To focus on whether Jacob Zuma is ultimately removed from power (and who he is replaced with in the short term) by these protest actions is to miss the point of these protests, and constitutes an overly reductionist understanding of why citizen engagement and action is necessary. Indeed, it renders one immobilised by hypothetical considerations that go back and forth and offer no hope of change. By now, the vulnerability of government and the state in South Africa cannot be solved by short term actions; the rot has gone too deep and has spread too wide to simply be removed by getting rid of the president. It will take sustained action from broad cross-sections of society to rectify. The removal of the president, if it is achieved, will merely be a symbolic show of the power of the citizenry (although an important one at that no doubt, and with significant political implications). Sustained long-term action will prove necessary to reconstitute the integrity of government and the state in South Africa.

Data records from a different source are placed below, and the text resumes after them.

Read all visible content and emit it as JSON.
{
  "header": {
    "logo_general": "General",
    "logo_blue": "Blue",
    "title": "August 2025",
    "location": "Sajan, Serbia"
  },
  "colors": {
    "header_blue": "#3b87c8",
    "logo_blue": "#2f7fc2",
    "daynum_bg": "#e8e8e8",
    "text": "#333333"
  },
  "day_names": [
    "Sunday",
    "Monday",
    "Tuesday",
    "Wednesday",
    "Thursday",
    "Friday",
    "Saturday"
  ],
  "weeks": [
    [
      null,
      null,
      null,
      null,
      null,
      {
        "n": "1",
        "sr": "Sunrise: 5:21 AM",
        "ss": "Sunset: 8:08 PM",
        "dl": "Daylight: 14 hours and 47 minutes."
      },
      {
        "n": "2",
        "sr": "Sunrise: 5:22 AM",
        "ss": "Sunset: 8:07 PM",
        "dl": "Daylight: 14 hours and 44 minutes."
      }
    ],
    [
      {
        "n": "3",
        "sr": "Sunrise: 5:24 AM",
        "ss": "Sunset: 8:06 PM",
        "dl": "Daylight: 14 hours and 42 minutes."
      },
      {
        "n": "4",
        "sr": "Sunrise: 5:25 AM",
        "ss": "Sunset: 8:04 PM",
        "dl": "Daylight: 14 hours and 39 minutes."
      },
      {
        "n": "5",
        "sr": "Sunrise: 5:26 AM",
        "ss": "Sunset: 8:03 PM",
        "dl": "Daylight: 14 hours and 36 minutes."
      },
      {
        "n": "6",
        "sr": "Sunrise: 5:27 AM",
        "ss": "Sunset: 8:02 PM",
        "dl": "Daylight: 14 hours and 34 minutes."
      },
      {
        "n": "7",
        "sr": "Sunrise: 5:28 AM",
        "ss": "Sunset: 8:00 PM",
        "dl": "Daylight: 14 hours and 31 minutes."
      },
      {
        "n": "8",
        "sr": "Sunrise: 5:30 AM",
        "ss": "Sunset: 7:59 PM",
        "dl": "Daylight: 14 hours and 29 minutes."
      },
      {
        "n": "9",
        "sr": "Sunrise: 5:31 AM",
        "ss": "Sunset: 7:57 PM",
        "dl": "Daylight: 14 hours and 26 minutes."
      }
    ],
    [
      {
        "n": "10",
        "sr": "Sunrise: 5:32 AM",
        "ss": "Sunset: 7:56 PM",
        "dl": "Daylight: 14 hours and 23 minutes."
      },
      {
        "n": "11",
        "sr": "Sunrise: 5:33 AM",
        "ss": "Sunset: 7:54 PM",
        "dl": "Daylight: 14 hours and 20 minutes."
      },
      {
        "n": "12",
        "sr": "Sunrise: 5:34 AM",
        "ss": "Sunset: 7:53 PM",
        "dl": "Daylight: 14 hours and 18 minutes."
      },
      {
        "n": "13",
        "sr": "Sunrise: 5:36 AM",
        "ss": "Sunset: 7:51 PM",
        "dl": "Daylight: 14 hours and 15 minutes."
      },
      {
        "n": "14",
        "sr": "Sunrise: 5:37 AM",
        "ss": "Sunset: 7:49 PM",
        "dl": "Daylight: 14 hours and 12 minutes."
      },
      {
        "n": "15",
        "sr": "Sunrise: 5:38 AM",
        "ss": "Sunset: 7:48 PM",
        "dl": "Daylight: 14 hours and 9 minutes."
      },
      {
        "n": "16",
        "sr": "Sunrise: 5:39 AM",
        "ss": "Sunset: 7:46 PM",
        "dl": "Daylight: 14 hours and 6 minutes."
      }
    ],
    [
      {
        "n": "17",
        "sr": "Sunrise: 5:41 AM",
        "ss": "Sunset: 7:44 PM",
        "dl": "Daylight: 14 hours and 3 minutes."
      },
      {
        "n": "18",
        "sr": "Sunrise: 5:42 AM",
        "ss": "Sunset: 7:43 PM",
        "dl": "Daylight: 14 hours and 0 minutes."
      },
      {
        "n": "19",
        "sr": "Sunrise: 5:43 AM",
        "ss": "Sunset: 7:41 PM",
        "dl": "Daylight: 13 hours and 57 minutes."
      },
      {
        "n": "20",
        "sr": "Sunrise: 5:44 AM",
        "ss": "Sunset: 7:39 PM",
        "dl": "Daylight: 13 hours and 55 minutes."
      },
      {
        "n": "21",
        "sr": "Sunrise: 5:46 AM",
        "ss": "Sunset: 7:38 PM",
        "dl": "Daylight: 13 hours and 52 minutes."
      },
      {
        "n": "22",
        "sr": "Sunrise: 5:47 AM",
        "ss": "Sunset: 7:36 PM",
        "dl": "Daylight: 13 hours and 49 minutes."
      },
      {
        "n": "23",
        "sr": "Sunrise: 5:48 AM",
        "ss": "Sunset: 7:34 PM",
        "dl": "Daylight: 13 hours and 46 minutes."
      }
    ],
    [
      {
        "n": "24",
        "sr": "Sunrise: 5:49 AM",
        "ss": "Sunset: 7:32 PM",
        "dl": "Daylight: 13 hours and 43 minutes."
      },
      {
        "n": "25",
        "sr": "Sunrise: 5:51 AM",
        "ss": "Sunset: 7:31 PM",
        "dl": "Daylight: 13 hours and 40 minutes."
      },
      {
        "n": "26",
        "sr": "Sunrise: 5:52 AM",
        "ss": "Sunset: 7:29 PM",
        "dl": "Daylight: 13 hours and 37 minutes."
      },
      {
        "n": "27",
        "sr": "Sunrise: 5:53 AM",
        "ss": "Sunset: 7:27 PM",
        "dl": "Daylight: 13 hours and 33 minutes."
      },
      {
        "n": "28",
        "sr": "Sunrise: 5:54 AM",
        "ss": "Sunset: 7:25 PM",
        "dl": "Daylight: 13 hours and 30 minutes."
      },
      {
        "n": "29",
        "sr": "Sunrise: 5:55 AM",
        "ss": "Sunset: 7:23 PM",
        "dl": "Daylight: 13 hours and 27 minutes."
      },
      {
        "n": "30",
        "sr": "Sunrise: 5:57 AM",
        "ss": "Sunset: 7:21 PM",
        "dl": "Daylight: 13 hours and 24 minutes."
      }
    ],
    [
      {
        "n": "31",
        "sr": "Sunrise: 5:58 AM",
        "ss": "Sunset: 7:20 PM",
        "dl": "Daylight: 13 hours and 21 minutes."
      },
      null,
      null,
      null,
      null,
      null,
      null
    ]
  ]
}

In this respect, picture a society that discusses its priorities, interests and issues with their neighbours regularly, and can mobilise within a week or two to get massive numbers out onto the streets, and you begin to grasp what South Africa could be if it can build on the momentum that has gathered in previous weeks. Will there be challenges, and are there risks? Indeed, but the risk of not building the base for active citizen engagement is orders of magnitude greater, as the past twenty-two years has proven beyond any reasonable doubt. Like our bodies, the polis - or the body politic - is only ever healthy if it is regularly exercised.